If it seems like the response to ESG is all over the board, it's because it is. Viewpoints about the utility of ESG strategies in investment portfolios fall across a wide continuum for both regulators and allocators, investment consultants said. BlackRock has emerged as something of an example of this continuum. Even as conservative states divest, New York City Comptroller Brad Lander, fiduciary for the $242.4 billion New York City Retirement Systems, recently wrote to BlackRock CEO Larry Fink pushing him to do more on ESG issues and said pension dollars could be at stake.
As a result, consultants that are tasked with tracking ESG investment strategies, frameworks and investment rules are facing heightened demands from investors for ESG education and information. They are also conducting their own surveys to track allocator sentiment and interest in ESG.
"ESG has become much more political," said Greg DeForrest, San Francisco-based senior vice president and manager of Callan's West Coast consulting team. "The politics are masking investment metrics and merits behind considering ESG factors when you look at investing in any category of investments or securities specifically."

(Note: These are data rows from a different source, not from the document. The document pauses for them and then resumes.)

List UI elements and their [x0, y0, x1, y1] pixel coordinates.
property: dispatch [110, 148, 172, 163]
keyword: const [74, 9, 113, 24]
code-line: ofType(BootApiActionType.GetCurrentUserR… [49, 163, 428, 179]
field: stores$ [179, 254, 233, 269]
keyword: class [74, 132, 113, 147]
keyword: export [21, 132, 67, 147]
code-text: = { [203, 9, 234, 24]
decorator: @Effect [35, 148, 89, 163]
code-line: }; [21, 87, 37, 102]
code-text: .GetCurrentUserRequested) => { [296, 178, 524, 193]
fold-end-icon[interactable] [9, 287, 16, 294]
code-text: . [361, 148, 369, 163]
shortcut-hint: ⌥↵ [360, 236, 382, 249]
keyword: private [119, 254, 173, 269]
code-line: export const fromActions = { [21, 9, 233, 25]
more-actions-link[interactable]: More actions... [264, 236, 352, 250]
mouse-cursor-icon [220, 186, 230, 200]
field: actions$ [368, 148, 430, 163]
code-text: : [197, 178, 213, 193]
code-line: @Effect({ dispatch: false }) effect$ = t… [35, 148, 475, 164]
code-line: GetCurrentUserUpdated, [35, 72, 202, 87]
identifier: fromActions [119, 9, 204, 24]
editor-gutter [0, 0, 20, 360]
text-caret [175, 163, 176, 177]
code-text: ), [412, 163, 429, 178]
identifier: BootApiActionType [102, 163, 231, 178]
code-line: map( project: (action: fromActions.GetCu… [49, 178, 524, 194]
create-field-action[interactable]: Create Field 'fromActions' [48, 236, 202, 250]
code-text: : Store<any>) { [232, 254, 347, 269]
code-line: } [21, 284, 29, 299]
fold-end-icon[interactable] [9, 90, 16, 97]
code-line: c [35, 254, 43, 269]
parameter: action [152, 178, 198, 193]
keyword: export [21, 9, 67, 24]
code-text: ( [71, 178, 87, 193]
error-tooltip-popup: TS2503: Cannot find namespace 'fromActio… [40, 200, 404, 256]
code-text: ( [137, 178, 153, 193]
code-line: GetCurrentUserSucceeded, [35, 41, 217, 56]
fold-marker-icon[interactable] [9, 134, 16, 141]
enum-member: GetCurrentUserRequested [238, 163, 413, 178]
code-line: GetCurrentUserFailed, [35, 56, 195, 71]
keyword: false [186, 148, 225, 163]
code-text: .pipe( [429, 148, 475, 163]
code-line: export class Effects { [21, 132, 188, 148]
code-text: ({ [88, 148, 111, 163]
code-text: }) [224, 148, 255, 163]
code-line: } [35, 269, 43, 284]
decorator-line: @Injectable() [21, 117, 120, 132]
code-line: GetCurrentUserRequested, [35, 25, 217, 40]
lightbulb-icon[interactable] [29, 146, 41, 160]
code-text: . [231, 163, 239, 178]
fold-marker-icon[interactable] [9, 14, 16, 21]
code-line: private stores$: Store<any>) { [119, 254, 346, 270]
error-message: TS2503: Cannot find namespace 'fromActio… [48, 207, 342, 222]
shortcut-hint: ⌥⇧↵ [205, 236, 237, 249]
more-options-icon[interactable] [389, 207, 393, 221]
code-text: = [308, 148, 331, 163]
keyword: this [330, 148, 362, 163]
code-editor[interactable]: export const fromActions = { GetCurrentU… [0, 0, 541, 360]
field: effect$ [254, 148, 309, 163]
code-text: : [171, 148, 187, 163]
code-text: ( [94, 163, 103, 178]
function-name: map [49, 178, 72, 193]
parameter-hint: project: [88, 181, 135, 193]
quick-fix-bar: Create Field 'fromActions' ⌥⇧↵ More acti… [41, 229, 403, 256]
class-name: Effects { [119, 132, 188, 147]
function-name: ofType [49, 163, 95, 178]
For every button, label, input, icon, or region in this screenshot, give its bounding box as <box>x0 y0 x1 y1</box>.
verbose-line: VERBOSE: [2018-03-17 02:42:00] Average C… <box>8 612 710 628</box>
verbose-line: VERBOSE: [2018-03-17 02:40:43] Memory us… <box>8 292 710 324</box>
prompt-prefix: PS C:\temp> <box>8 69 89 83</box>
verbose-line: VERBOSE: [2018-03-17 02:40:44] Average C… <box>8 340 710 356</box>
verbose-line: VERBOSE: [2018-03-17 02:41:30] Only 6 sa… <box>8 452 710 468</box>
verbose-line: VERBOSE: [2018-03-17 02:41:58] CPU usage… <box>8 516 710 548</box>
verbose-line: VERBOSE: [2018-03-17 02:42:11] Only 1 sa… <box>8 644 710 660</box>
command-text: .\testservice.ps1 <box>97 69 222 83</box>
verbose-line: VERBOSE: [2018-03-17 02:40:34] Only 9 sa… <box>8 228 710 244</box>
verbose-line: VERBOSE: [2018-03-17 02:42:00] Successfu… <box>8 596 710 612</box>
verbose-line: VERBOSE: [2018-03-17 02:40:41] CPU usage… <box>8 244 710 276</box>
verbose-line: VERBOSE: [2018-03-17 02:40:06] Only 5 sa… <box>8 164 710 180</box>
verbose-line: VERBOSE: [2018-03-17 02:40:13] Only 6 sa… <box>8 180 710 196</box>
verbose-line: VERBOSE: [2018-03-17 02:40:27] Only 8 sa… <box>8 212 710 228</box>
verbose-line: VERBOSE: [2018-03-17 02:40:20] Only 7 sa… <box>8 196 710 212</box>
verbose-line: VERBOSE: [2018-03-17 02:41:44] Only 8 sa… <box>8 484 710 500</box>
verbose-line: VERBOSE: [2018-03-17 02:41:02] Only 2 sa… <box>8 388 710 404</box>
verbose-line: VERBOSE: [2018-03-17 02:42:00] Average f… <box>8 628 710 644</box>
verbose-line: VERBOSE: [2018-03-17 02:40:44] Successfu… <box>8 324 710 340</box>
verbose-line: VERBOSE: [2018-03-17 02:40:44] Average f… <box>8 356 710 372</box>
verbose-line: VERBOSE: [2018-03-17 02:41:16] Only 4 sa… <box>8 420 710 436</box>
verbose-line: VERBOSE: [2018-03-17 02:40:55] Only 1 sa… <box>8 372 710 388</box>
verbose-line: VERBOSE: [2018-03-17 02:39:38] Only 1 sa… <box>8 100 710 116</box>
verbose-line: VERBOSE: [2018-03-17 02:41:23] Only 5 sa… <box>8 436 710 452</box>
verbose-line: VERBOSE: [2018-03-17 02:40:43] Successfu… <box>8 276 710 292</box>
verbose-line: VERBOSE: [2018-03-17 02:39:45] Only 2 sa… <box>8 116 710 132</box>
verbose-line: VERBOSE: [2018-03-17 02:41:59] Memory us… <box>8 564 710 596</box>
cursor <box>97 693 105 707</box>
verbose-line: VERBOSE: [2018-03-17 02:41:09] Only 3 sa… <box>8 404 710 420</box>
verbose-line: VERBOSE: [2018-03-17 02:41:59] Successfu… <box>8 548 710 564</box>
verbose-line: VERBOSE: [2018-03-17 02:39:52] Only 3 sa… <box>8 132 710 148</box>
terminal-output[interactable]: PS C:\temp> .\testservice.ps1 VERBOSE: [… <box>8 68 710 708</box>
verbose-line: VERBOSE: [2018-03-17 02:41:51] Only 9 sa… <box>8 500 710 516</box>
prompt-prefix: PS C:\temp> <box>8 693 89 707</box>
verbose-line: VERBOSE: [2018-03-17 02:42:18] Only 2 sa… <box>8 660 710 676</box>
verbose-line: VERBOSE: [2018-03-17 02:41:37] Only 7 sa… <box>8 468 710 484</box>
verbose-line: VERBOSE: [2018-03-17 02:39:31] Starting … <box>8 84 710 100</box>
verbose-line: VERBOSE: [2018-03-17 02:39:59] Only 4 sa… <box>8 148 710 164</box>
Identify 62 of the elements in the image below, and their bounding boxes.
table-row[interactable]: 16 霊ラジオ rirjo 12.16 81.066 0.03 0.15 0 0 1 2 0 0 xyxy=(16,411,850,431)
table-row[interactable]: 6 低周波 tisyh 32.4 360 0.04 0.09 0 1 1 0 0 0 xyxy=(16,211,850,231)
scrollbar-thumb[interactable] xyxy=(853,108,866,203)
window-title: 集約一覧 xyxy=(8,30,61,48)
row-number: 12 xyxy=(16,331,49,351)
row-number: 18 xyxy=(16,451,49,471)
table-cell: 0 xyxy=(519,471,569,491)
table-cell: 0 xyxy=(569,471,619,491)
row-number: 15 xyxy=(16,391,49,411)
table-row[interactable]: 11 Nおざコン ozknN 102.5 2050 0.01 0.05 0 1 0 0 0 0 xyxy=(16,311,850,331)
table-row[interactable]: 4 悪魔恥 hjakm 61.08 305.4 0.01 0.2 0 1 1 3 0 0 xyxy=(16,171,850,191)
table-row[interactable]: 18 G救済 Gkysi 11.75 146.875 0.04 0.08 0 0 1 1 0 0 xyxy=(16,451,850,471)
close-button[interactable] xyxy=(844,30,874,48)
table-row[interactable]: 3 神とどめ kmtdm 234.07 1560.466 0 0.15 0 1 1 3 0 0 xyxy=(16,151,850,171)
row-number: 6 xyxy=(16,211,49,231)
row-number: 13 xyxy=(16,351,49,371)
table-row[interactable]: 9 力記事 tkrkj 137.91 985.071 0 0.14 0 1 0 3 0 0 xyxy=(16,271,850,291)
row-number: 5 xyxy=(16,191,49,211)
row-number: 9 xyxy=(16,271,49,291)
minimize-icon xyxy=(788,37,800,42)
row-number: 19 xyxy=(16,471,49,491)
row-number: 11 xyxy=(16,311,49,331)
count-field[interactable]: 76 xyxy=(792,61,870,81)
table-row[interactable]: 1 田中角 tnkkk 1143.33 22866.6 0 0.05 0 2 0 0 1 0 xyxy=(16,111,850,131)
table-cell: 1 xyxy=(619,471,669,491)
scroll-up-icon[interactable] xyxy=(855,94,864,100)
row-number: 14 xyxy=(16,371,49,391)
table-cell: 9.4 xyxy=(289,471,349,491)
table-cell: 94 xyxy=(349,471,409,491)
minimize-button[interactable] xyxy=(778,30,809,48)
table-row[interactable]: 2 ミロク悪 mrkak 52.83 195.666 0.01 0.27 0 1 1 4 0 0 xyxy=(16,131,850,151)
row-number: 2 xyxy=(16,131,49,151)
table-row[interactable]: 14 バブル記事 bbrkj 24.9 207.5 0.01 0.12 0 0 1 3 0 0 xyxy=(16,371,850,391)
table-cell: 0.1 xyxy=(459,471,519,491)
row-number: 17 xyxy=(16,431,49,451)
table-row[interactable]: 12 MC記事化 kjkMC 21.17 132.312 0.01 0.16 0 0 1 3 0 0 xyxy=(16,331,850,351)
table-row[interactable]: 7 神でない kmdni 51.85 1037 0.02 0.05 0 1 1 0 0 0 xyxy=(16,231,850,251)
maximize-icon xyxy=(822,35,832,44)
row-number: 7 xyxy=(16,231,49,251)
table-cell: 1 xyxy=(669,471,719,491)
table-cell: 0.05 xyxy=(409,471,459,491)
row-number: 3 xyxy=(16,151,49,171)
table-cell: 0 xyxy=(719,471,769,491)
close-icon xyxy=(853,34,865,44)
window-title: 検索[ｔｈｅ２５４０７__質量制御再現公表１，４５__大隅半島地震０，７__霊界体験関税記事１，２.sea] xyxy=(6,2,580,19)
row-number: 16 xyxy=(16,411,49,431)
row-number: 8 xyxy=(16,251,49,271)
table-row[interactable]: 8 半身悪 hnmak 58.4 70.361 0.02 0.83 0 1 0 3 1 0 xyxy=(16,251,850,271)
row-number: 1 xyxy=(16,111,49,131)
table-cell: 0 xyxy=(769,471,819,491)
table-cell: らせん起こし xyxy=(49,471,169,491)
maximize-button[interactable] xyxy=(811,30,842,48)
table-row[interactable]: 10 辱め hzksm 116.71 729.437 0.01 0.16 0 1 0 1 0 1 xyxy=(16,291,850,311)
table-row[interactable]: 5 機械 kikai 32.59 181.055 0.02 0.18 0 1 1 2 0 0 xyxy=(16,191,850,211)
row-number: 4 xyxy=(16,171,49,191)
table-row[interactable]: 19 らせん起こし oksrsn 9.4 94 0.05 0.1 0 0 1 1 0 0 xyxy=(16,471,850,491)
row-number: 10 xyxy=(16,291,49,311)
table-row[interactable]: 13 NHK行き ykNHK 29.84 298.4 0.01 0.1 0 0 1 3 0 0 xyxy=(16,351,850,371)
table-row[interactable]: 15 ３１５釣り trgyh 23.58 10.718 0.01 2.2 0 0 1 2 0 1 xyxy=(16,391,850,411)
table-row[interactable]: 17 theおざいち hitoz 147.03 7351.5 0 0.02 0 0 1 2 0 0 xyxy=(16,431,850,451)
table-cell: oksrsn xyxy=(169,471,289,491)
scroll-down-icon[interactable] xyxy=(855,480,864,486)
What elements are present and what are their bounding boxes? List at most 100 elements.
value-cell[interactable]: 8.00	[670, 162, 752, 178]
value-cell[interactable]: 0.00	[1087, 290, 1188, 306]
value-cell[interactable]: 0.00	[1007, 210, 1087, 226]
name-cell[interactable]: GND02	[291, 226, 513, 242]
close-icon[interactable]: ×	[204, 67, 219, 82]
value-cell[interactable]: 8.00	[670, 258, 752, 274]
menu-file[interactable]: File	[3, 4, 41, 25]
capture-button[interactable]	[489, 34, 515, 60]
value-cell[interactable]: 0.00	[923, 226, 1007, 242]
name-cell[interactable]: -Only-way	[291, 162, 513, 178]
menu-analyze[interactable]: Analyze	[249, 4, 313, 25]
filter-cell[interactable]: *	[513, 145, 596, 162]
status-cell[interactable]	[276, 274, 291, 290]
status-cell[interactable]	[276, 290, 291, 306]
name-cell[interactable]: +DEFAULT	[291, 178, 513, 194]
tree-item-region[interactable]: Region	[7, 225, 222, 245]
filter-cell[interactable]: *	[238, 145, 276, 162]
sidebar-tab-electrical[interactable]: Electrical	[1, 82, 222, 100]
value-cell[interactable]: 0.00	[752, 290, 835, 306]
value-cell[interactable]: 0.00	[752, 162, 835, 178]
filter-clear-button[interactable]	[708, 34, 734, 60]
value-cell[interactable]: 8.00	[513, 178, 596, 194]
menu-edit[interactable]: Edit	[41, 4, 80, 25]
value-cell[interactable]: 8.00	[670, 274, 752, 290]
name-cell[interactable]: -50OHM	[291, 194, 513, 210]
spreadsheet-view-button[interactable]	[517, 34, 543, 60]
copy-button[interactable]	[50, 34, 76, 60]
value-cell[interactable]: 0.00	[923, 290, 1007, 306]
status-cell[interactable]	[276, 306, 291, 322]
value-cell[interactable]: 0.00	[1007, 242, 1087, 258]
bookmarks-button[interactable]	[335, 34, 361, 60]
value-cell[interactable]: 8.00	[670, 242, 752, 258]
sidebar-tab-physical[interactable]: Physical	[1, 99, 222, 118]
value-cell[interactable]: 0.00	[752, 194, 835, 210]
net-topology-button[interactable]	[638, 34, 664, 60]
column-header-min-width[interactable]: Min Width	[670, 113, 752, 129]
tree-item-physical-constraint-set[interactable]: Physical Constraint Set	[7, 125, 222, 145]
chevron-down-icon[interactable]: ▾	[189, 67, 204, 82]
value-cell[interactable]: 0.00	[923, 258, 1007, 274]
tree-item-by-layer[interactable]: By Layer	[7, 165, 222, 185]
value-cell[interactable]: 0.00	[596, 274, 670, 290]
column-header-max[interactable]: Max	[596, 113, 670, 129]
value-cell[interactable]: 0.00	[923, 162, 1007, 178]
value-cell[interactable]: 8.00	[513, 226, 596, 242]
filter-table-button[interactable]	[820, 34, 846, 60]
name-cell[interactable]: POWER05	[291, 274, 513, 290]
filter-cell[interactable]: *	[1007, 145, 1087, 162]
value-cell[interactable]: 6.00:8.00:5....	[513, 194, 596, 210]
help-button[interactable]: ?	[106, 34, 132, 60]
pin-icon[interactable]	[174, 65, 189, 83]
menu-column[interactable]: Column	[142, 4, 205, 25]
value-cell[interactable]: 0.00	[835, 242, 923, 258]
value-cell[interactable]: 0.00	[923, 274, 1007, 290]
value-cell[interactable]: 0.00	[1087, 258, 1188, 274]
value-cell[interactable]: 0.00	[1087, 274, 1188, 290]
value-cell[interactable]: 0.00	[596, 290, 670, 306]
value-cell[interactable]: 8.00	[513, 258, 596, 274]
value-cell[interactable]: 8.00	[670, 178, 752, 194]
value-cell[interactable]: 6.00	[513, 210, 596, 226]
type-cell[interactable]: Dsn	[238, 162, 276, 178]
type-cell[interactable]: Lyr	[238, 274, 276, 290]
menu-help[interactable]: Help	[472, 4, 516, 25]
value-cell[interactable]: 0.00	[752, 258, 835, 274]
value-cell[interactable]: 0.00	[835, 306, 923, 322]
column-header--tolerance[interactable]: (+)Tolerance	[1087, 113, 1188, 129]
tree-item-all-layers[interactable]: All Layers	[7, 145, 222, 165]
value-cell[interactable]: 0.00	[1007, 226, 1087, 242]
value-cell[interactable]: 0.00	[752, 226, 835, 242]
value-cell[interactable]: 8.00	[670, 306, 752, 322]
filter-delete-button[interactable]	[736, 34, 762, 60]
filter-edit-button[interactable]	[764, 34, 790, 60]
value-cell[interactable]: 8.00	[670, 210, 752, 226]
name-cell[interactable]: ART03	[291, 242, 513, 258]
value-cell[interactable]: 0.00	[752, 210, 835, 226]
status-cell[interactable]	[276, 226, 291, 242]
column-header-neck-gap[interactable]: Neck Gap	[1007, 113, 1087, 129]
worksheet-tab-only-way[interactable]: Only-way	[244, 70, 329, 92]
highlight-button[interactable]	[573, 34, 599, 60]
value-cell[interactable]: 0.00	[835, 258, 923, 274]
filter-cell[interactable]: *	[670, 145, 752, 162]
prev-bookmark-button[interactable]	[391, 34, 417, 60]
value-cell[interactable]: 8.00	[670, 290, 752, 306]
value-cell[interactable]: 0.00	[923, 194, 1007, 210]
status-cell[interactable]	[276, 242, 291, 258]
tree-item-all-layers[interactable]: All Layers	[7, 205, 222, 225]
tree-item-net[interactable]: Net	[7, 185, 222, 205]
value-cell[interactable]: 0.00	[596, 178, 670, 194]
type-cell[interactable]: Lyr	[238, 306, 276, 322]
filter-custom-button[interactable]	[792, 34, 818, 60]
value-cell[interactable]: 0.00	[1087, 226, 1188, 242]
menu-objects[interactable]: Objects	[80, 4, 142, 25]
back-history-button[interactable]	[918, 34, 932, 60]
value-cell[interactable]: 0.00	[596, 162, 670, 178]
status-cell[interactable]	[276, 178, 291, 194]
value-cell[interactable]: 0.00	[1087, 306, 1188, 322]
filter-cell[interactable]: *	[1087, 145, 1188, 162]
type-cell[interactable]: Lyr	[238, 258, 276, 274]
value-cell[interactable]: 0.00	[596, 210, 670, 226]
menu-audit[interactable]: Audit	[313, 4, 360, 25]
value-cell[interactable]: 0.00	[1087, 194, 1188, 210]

Over the summer, Callan, which advised on $4.18 trillion in total U.S. institutional, tax-exempt assets as of June 30, according to Pensions & Investments data, conducted an ESG survey of 109 institutional investors including public and corporate retirement plans as well as foundations and endowments.
The survey pool was a mix of Callan clients and non-clients and their responses highlight the broad variance in how investors are thinking about ESG.
In a November webinar on the survey results, Thomas H. Shingler, a senior vice president and Callan's ESG practice leader, pointed to a decline in the number of institutional investors considering ESG.
Some 35% of respondents said they were considering ESG factors in their investment decisions, down from 49% in 2021. That decline likely reflects the additional scrutiny ESG strategies are under from regulators as well as pushback against the use of such strategies in pension fund portfolios, industry sources said.
The reasons given by respondents underline a growing divide among investors. For pension funds and other investors that do use ESG in investment decisions already, half of the respondents said they thought it aligned with fiduciary responsibility. For those that do not incorporate ESG, 47% said they thought that the benefits of ESG were unproven and unclear.